Выбрать главу

К вечеру с проходящего судна можно было наблюдать отдаленные огоньки, зелеными и красными нитями прошивающие воду. Даже перед бухтой можно было различить в волнах капли света, вода дробила и уносила их вдаль — пожалуй, даже в открытое море, как и другие отбросы с кораблей или из деревень, — на север, на юг, куда придется.

Мари прогуливалась по молу с двумя подругами, приехавшими с острова на праздник троицы. Двое увязавшихся за ними парней увели приезжих девиц. Мари решила, что пора подняться наверх, она по отдаленному краю обошла веселящуюся ярмарку, где все еще вертелась карусель. Плечи Мари подрагивали в такт музыке.

Один из Бределей-младших, молодой судовладелец, заночевавший в местной гостинице, — у компании вошло в обычай перед путиной посылать кого-нибудь в Санкт-Барбару, — привлеченный заманчивыми огнями, тоже разгуливал по молу. «Господи, до чего тоща!» — подумал он и последовал за Мари. Та на каждом шагу оглядывалась, плечи ее подрагивали все чаще. Тем временем Бредель-младший и вовсе ее настиг. Он был той же местной породы, долговязый и сильный, подбородок со скулами составлял удлиненный треугольник. Мари прибавила шагу, они поднимались по дороге, пролегающей меж домишек и круто уводящей наверх. Молодой Бредель дотронулся до ее спины и стал ей что-то нашептывать, Мари не отвечала и только все прибавляла шагу, но он не отставал. Тогда Мари, смеясь, к нему повернулась, в ее смеющихся глазах светились две крошечные жесткие точки, они понравились Бределю, он счел их за темперамент.

Но вот они миновали скопление лачуг, дорога здесь вела через голую кручу, внизу лежало море, над ними простиралось небо; застыв между днем и ночью, оно устало грозить дождем. Мари шла все быстрее, они шли теперь рядом. Бредель только сейчас увидел вдали трактир. Он прикорнул в уединении, стены его подтеками изъела сырость, глаза поблескивали. Бределя поманили свет и тепло, наконец-то он у цели. Мари распахнула дверь. Однако внутри не оказалось ни тепла, ни света, под потолком тускло горела лампочка, на скамьях и за столами стлались какие-то тени, возможно, их было даже много, он не разобрал. Мари хотела прошмыгнуть мимо, но Бредель очнулся и требовательно схватил ее за руку. Мари, смеясь, отбивалась коленками, но вдруг перестала смеяться и крикнула, задыхаясь от ярости:

— Сматывайся, Бредель, к своим лахудрам, они не гнушаются никаким дерьмом.

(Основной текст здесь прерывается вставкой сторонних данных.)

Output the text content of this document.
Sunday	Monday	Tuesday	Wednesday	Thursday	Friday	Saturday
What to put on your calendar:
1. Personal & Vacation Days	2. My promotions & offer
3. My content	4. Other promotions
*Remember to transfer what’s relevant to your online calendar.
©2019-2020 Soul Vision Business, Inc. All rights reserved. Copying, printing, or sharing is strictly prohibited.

Кругом засмеялись, и тут Бредель понял, что их здесь много, да и вообще он только сейчас пришел в себя, в нос ему ударил въедливый, знакомый с детства запах — запах Себастьяна и Санкт-Барбары, запах всех гаваней и рыбацких судов, только там он был разжижен и размыт, здесь же — особенно густ и заборист, словно брал свое начало в этих четырех стенах. Бределя охватило такое отвращение, что он только и думал, как бы выбраться отсюда. Тут открылась дверь и вошел местный рыбак; увидев Бределя, он насторожился и стал спиной к двери, не выпуская из рук щеколду. Звали его Ник, он был мал и тщедушен, но его длинные, словно сплетающиеся друг с другом руки обладали крепостью и тягучестью резины, хотя на первый взгляд не производили впечатления цепкой силы.

Бредель сразу понял, что у этого человека недоброе на уме, однако сделал вид, будто ничего не замечает, и отвел глаза к окну: там вырисовывались два больших и над ними два малых четырехугольника моря и неба; еще не стемнело, как могло показаться внизу, на ярмарке, море и небо были окрашены светлой желтизной. Ник заговорил первым:

— Это ты травил здесь осенью, что рыбакам не пришлось бы голодать, кабы они весь свой задаток не пропивали на троицу?

Свежее молодое лицо Бределя свело презрительной гримасой. Он предпочел пропустить вопрос мимо ушей и продолжал смотреть в окно. Ник уставился на него и в эту минуту увидел то же, что и Бредель: в зрачках Бределя он видел в точности такие же четырехугольники воды и неба, но только крошечные. Ник шагнул вперед.